К чему им потребовалось красивое предисловие, стало ясно из дальнейшей беседы. Мне было доходчиво разъяснено, что до заключения брака нам необходимо составить и подписать брачный контракт.
– Я понимаю, – сменила интонационную краску Пэрри, резко став серьезной, – что вторжение в чувства сухих догм могут тебе показаться оскорбительными, но, – она деланно вздохнула, – таковы наши американские законы!
Русскоговорящая Рита увлекла меня в отдельный кабинет, где в течение часа пыталась соблюсти мои интересы, составляя мою часть брачного договора. Какой-то совсем неимущей почувствовала себя я в начале ее расспросов. Машина? Нет у меня машины. Дом? Нет дома, есть квартира, точнее, комната в квартире. Во сколько ее можно оценить в долларах? Кто ж ее знает… Ну, наверное, тыщ в пятнадцать… Тина удивленно покачала головой:
– В Москве такие цены? – но вписала красивой ручкой названную мной сумму в договор. У американцев принято верить человеку на слово.
Весь мой доход заключался в ежемесячном окладе, не представляющем в долларовом эквиваленте ничего впечатляющего, скромной обстановке, оставленной мне бабушкой, набора столового серебра на шесть персон, колечка и сережек с натуральными камушками, подаренными родителями.
Когда Рита все тщательно подытожила, то общая сумма, учитывая годовой доход (американцы именно так рассчитывают свою зарплату), показалась мне сильно завышенной. Однако я переубеждать ее не стала. Как-то даже подросла в собственных глазах! Не такая уж я бедная невеста, оказывается, как представлялось в начале нашей беседы!
Тем временем мой жених проверял, высчитывал и плюсовал свою доходную часть. На это ушло в два с половиной раза больше времени, чем вся моя беседа с Ритой. В конце концов, Грегори горделиво сообщил, что его годовой доход превышает официальную зарплату самого американского президента! Он горячо поблагодарил меня за то, что выяснил это. Ему попросту не хватало времени, чтобы заняться такими подсчетами. Да и резона не было. До сегодняшнего момента, буквально!
Мы подписали с Григорием Стилом необходимые бумаги, чтобы на следующее утро отнести их к нотариусу, где наш брачный контракт будет скреплен печатями.
Из него следовало, что имущество, нажитое Стилом до этого момента, в ближайшие пятнадцать лет формально не имеет ко мне никакого отношения. По истечении данного срока я не имею права претендовать даже на треть от него. Зато через тридцать лет совместной жизни вполне смогу рассчитывать почти на пятьдесят процентов. Того, что наживем вместе. С момента подписания контракта.

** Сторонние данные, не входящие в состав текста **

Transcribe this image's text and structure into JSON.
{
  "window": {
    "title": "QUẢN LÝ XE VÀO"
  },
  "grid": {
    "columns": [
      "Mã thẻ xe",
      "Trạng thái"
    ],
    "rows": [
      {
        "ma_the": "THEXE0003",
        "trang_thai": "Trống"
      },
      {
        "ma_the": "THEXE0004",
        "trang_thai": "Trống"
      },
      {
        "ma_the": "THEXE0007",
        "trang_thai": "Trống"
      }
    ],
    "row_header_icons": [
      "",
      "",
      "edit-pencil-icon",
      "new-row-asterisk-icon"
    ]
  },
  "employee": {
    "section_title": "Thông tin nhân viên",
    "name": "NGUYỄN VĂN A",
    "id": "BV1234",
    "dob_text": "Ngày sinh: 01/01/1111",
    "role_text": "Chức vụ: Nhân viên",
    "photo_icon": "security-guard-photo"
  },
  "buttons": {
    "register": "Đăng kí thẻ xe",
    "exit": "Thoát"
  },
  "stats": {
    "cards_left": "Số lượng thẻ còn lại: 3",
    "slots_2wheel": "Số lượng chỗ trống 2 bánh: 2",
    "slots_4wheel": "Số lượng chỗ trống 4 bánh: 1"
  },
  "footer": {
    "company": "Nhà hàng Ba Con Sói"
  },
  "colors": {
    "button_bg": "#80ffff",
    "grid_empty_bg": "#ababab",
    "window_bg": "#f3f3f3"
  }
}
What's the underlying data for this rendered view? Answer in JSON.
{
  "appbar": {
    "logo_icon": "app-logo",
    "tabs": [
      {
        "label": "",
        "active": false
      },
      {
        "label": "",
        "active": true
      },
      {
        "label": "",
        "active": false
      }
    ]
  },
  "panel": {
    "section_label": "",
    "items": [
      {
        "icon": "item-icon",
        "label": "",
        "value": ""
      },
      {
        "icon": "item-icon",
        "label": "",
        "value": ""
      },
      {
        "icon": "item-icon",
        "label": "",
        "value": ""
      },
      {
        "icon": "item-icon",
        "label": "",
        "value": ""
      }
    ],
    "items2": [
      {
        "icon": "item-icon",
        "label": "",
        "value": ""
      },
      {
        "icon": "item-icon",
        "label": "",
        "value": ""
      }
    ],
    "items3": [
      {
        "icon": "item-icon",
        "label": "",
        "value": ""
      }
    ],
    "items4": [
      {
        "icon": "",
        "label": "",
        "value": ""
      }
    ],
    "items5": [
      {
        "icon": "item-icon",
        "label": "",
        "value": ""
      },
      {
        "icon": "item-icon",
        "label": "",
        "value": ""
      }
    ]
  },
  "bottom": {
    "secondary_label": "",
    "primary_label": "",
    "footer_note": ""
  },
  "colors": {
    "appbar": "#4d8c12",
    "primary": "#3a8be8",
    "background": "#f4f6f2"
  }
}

Не думаю, что мне захочется разводиться спустя такое длительное время. Если я вообще столько выдержу. С ним.
О чем это я?
Глава 24. Бедная, бедная Лиза!
Вторник. 14.00
– Я не отдыхал уже несколько лет, – сказал Грегори, усаживаясь в кресло и затягивая ремень безопасности, – и только благодаря тебе, дорогая, способен прервать работу на целых пять дней!
Мы летим на «Боинге» компании Delta на юг. Грегори считает, что это наше свадебное путешествие. Я бы назвала путешествие предсвадебным, однако не спорю. По мнению Грегори, брачный контракт гарантирует нам абсолютное юридическое соединение. Роспись в муниципалитете станет лишь небольшой формальностью. А свадьба?
– У тебя будет прекрасное-распрекрасное платье, – мечтательно произносит Грегори, поглаживая мне руку. – Когда ты прилетишь ко мне, сразу же закажем его в лучшем салоне Нью-Йорка. Выберем золотые кольца. В твое отсутствие я арендую помещение для свадебной церемонии, и после регистрации отметим событие пышно, торжественно. Всё должно быть на высшем уровне! Почему ты молчишь, Алечка?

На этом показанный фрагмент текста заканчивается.